This fruit of the rain has been sought after and even worshipped as long as human tradition can trace. Oregon is especially productive, and the fall fruiting brings thousands of gatherers into the woods. Some old Oregon families have gathered in the same woods for so many years that they consider the mushrooms there to be theirs; at the same time, each year brings an increased number of newcomers who collect for commercial buyers. Species of king boletes, golden chantrelles, brown morels and pure white matsutakes are so valuable that they are reputed to have provoked savage gun battles between commercial collectors on the slopes of the Cascades. A single giant matsutake mushroom is said to have sold for $600, though most experienced gatherers are lucky to make $75 to $100 a day. Restaurants in mushroom country often put up signs begging customers to leave their weapons in their cars.   

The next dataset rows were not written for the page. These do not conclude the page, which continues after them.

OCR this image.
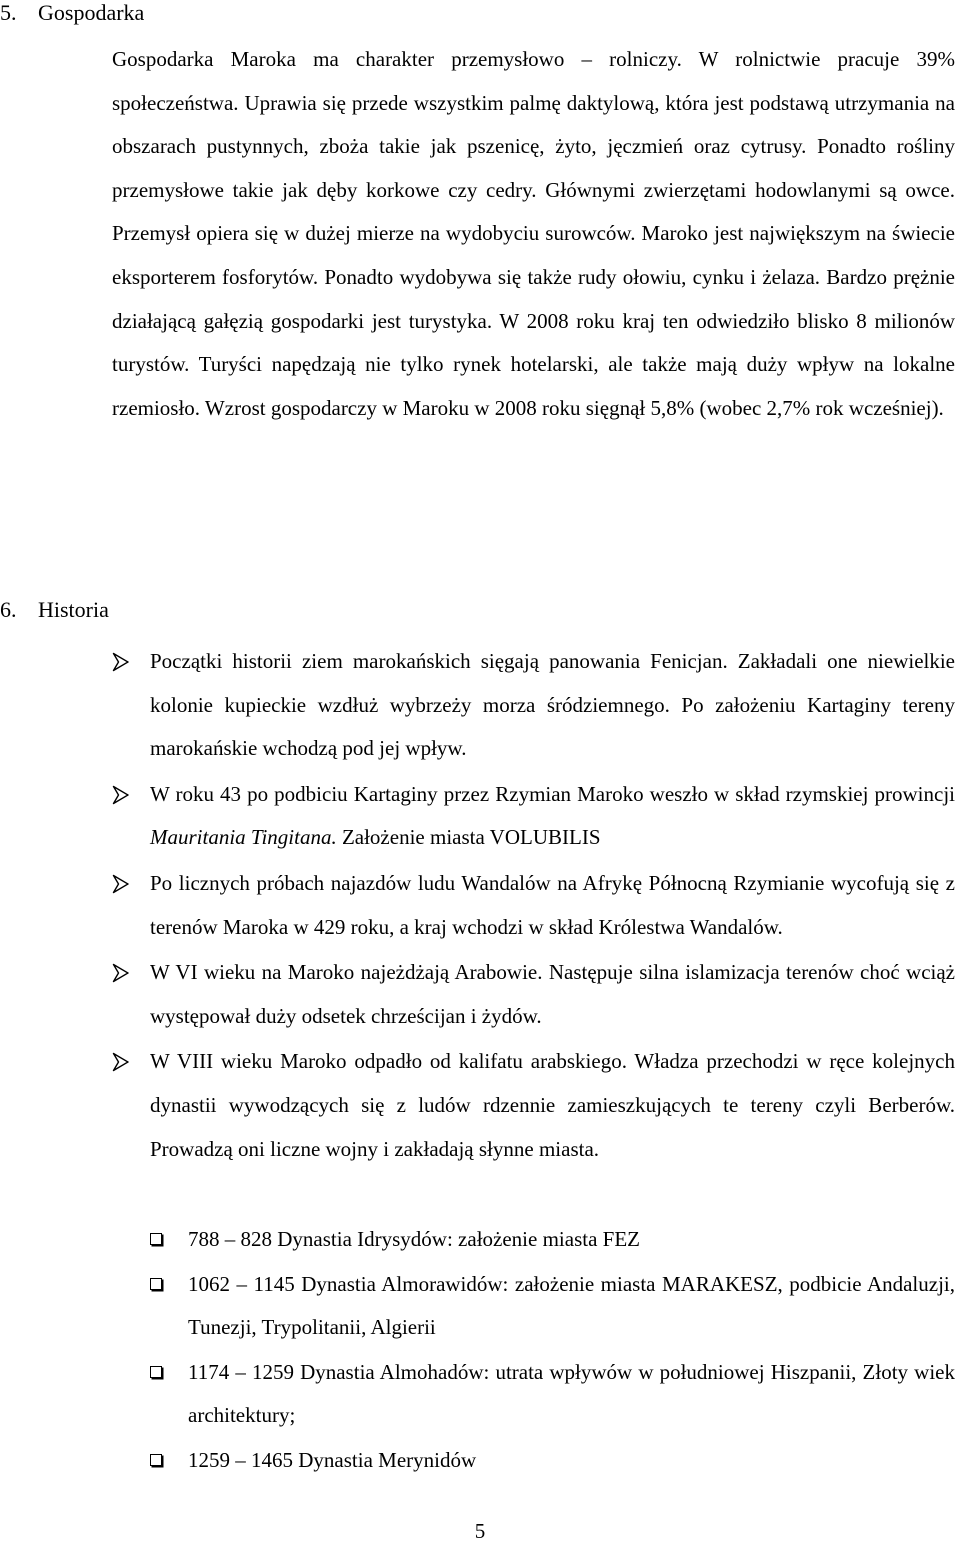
5. Gospodarka

Gospodarka Maroka ma charakter przemysłowo – rolniczy. W rolnictwie pracuje 39% społeczeństwa. Uprawia się przede wszystkim palmę daktylową, która jest podstawą utrzymania na obszarach pustynnych, zboża takie jak pszenicę, żyto, jęczmień oraz cytrusy. Ponadto rośliny przemysłowe takie jak dęby korkowe czy cedry. Głównymi zwierzętami hodowlanymi są owce. Przemysł opiera się w dużej mierze na wydobyciu surowców. Maroko jest największym na świecie eksporterem fosforytów. Ponadto wydobywa się także rudy ołowiu, cynku i żelaza. Bardzo prężnie działającą gałęzią gospodarki jest turystyka. W 2008 roku kraj ten odwiedziło blisko 8 milionów turystów. Turyści napędzają nie tylko rynek hotelarski, ale także mają duży wpływ na lokalne rzemiosło. Wzrost gospodarczy w Maroku w 2008 roku sięgnął 5,8% (wobec 2,7% rok wcześniej).

6. Historia
Początki historii ziem marokańskich sięgają panowania Fenicjan. Zakładali one niewielkie kolonie kupieckie wzdłuż wybrzeży morza śródziemnego. Po założeniu Kartaginy tereny marokańskie wchodzą pod jej wpływ.
W roku 43 po podbiciu Kartaginy przez Rzymian Maroko weszło w skład rzymskiej prowincji Mauritania Tingitana. Założenie miasta VOLUBILIS
Po licznych próbach najazdów ludu Wandalów na Afrykę Północną Rzymianie wycofują się z terenów Maroka w 429 roku, a kraj wchodzi w skład Królestwa Wandalów.
W VI wieku na Maroko najeżdżają Arabowie. Następuje silna islamizacja terenów choć wciąż występował duży odsetek chrześcijan i żydów.
W VIII wieku Maroko odpadło od kalifatu arabskiego. Władza przechodzi w ręce kolejnych dynastii wywodzących się z ludów rdzennie zamieszkujących te tereny czyli Berberów. Prowadzą oni liczne wojny i zakładają słynne miasta.
788 – 828 Dynastia Idrysydów: założenie miasta FEZ
1062 – 1145 Dynastia Almorawidów: założenie miasta MARAKESZ, podbicie Andaluzji, Tunezji, Trypolitanii, Algierii
1174 – 1259 Dynastia Almohadów: utrata wpływów w południowej Hiszpanii, Złoty wiek architektury;
1259 – 1465 Dynastia Merynidów
5
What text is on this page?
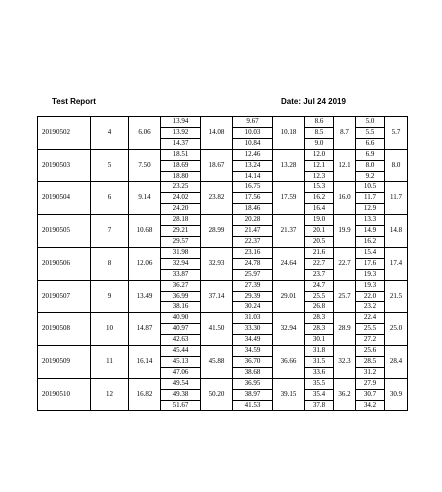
Test Report	Date: Jul 24 2019
20190502	4	6.06	13.94	14.08	9.67	10.18	8.6	8.7	5.0	5.7
			13.92		10.03		8.5		5.5	
			14.37		10.84		9.0		6.6	
20190503	5	7.50	18.51	18.67	12.46	13.28	12.0	12.1	6.9	8.0
			18.69		13.24		12.1		8.0	
			18.80		14.14		12.3		9.2	
20190504	6	9.14	23.25	23.82	16.75	17.59	15.3	16.0	10.5	11.7
			24.02		17.56		16.2		11.7	
			24.20		18.46		16.4		12.9	
20190505	7	10.68	28.18	28.99	20.28	21.37	19.0	19.9	13.3	14.8
			29.21		21.47		20.1		14.9	
			29.57		22.37		20.5		16.2	
20190506	8	12.06	31.98	32.93	23.16	24.64	21.6	22.7	15.4	17.4
			32.94		24.78		22.7		17.6	
			33.87		25.97		23.7		19.3	
20190507	9	13.49	36.27	37.14	27.39	29.01	24.7	25.7	19.3	21.5
			36.99		29.39		25.5		22.0	
			38.16		30.24		26.8		23.2	
20190508	10	14.87	40.90	41.50	31.03	32.94	28.3	28.9	22.4	25.0
			40.97		33.30		28.3		25.5	
			42.63		34.49		30.1		27.2	
20190509	11	16.14	45.44	45.88	34.59	36.66	31.8	32.3	25.6	28.4
			45.13		36.70		31.5		28.5	
			47.06		38.68		33.6		31.2	
20190510	12	16.82	49.54	50.20	36.95	39.15	35.5	36.2	27.9	30.9
			49.38		38.97		35.4		30.7	
			51.67		41.53		37.8		34.2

Commerce aside, amateur mushroom collecting in Oregon is almost as serious a pastime as, say, white-water rafting - and it can be at least as dangerous. When I first arrived here I briefly considering joining the fun, but my enthusiasm dwindled when I heard reports of mushroom gatherers whose families died after eating what turned out to be the wrong species of, say Amantia. Many of the deaths, I am told, are among immigrants from Southeast Asia, where the mushrooms look the same as they do here . . . but, unfortunately, are not. Most of the rest come from people in search of the fabled, hallucinogenic "magic mushrooms." Unfortunately these little brown mushrooms (or LBBs, as they are sometimes called) are very difficult to distinguish from other LBBs that will induce a much more permanent trip.   

But one doesn't need to eat mushrooms to enjoy them. They are in effect the flowers of the Autumn, a wonderment of size, shape and color that pops up out of the forest floor almost as soon as the tourists leave.   

Exactly what appears, and the color it shows, seems to depend on the year and conditions. This year, for instance, the forest floor was thick with Russula xerampelina, some of which stood eight inches tall and had great copper-colored caps as large as a salad plate. The caps were concave, so that water could collect in them. Meanwhile, a line of bright yellow mushrooms popped up along the path to the barn while a minion of fat, ghostly white mushrooms appeared near the woodpile, little heaps of half-decayed wood chips perched precariously on their caps. For several years running a fifty- foot-wide fairy ring emerged in the far corner of the yard, sending up fist-sized mushrooms around its perimeter. The first year they were crimson red. The second they were international orange. The third year they were black with red and yellow spots. The fourth year . . . well, the fourth year they disappeared, and never came back. A very woody species, Phaeolus schweinitzii, sprouts up each year near the intersection of two of our forest paths. It presents like a stalagmite, or a cypress knee; it is bright yellow-orange, and it may grow to ten inches high. Then it slowly turns black and, over the next few years, crumbles back into earth.   

Many generations of people have harvested and enjoyed this fruit of the rain, and forests like ours were famous for what they produced. But it was only in our lifetime that the significance of the mushrooms became apparent.   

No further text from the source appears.